Due to ATM's inherent property to support any bandwidth requirement, an access control scheme is needed to ensure that a user does not exceed his negotiated parameters (e.g., PCR, Cell Delay, Burstiness, etc.). The policing will be an important aspect of the future B-ISDNs based on ATM. In accordance with the policing, non-conforming cells are marked as low priority cells or they are lost. The UPC polices the incoming ATM cells to be transmitted into the ATM network at constant transfer rate, regardless of the burstiness of the incoming cells. CCITT (currently ITU) has standardized two equivalent mechanism for policing; one of them being the Leaky Bucket algorithm. A formal definition of the leaky bucket algorithm is found in the ATM Forum UNI specification or CCITT Recommendation 1.371.
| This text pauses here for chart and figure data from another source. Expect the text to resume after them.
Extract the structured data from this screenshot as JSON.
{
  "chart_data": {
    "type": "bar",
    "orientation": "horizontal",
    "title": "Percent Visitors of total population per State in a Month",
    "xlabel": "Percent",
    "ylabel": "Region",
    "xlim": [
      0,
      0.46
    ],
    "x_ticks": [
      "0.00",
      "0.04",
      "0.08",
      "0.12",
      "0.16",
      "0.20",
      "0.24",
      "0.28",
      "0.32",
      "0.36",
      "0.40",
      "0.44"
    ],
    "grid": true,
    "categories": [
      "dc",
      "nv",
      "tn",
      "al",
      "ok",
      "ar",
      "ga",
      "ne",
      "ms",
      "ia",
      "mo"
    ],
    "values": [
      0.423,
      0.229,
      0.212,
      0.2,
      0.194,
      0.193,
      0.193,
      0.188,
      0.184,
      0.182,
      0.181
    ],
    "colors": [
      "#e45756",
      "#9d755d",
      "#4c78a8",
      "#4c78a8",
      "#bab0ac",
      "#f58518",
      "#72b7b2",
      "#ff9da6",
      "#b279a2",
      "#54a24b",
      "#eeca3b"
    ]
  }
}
FIGS. 2A and 2B are diagrams for explaining how the leaky bucket controls the traffic. The non-transmitted cells among the incoming cells which burst into UPC must be stored in its leaky bucket(s) due to the transfer rate of the UPC. As implied by the name, a leaky bucket behaves like a bucket with a hole in the bottom that causes it to leak at a certain rate corresponding to a traffic cell rate parameter. If cells flows into the bucket faster than they flow out of the bucket, then the bucket eventually overflows, thereby causing cells to be discarded until there is enough room to accept new cells again. The depth of the bucket corresponds to a traffic parameter or a tolerance parameter. Each cell arrival is analogous to a cup of fluid flow that is poured into one or more buckets for use in conformance checking. The funneling of cell arrival fluid into the bucket(s) is controlled by the Cell Loss Priority (CLP) bit in the ATM cell header. The PCR and SCR (Sustainable Cell Rate) traffic parameters are formally defined in terms of a virtual scheduling algorithm (namely, a leaky bucket algorithm) in ITU/CCITT Recommendation 1.371 and the ATM Forum UNI specification. These parameters are specified either in a signaling message or at subscription time or are implicitly defined by the network according to default rules.
The operation of the leaky bucket is described with reference to FIGS. 2A and 2B for examples of a conforming and non-conforming cell flow. Referring to FIG. 2A, when a burst of cells 30 enters, the UPC checks to see if the entire bucket increment for the incoming cells 30 can be added to the current bucket contents without overflowing. If the bucket 40 would not overflow, then the cells 30 are conforming, otherwise they are non-conforming as shown in FIG. 2B. As shown in the figures, fluid from a cell arrival can be added to the bucket 40 only if the incoming cells are conforming, but the fluid, i.e. the cell data, for non-conforming cells is discarded.
Therefore, if it is desired that all incoming cells be transmitted to the ATM network, the entire cells should be the conforming cells. However, it is not expected that all of the incoming cells will be conforming since a plurality of traffic sources with different traffic parameters are multiplexed in the UNI.